A prime location is just one of the important boxes Waller Distribution Center ticks for Sealy. The company was also taken with the property’s state-of-the-art features and stable occupancy via the existing tenant’s commitment of several years to 35 percent of the space. In addition to stabilizing Waller Distribution Center, Sealy plans to enhance the facility with the extension of the truck court to increase functionality, Scott Sealy Jr., chief investment officer of Sealy & Co., told Commercial Property Executive.

Sealy represented itself in the transaction, with Sealy Jr., Jason Gandy and Tom Herter of the company’s investment services team spearheading the deal. CBRE’s Tom Lynch and Mark Redlingshafer represented the seller.

Repeat performance

Scott Sealy Jr., Vice President and Business Development

Scott Sealy Jr., Chief Investment Officer, Sealy & Co.

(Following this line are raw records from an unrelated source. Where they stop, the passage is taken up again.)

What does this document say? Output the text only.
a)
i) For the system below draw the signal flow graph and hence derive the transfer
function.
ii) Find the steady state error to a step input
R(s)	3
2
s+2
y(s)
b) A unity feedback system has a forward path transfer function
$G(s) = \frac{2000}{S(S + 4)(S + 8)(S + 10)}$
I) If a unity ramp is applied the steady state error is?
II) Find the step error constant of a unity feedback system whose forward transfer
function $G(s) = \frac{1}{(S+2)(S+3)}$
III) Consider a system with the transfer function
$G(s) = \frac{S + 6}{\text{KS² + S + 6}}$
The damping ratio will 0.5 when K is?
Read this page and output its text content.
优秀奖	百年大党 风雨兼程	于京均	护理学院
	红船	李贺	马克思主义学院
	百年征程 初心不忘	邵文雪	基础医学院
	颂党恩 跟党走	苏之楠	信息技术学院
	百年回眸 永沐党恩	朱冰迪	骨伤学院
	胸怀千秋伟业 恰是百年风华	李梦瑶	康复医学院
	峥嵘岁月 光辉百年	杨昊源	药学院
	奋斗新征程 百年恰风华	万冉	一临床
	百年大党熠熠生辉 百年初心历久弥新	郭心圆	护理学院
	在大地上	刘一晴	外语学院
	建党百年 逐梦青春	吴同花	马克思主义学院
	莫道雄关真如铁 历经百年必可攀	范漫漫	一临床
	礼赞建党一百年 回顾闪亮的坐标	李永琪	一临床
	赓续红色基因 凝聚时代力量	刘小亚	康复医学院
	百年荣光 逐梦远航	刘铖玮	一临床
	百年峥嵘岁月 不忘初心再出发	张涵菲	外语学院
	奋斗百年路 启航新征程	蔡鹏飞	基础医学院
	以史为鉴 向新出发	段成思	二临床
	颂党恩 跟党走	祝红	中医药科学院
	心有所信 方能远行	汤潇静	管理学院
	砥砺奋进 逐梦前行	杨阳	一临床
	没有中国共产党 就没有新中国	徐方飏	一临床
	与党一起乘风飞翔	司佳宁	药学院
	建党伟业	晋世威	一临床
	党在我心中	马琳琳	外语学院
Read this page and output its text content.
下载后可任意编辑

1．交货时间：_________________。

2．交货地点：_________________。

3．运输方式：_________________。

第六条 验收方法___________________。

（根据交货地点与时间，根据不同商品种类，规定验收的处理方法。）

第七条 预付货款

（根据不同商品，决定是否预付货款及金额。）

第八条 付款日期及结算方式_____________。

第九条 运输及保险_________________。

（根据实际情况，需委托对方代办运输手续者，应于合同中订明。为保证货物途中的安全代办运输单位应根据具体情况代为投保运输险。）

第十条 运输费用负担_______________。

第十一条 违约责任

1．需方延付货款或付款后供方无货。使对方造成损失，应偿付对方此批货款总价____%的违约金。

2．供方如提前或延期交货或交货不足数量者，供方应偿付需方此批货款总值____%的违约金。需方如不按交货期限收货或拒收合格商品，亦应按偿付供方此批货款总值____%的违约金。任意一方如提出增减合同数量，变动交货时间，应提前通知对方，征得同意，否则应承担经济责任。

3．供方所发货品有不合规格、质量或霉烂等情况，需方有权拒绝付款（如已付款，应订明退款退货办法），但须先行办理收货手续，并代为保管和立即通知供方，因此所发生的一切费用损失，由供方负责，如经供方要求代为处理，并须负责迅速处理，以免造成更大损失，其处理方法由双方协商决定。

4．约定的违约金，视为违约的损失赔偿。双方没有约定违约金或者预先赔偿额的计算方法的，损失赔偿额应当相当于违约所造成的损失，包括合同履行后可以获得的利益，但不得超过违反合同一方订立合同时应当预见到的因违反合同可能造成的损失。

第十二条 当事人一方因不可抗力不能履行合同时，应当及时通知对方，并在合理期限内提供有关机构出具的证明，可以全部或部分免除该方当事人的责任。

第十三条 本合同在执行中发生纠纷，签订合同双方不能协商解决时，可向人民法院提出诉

Image courtesy of Sealy & Co.

Sealy had a robust year of transactions in 2018, completing $390 million in acquisitions and dispositions totaling approximately 7 million square feet of primarily industrial real estate assets, and 2019 is proving to be active as well. “We are currently around $122 million totaling 2.1 million square feet with multiple assets currently under contract and a robust pipeline of opportunities,” Sealy Jr. said.

The company’s lengthy list of transactions this year includes the purchase of the 128,900-square-foot property at 2465 Joe Field Road in Dallas, an industrial production and warehouse facility that is home to Luxottica, the largest eyewear manufacturer in the world. Sealy also continued to expand its presence in metropolitan Memphis with the acquisition of 7755 Polk Lane, a 1 million-square-foot distribution facility in Olive Branch, Miss.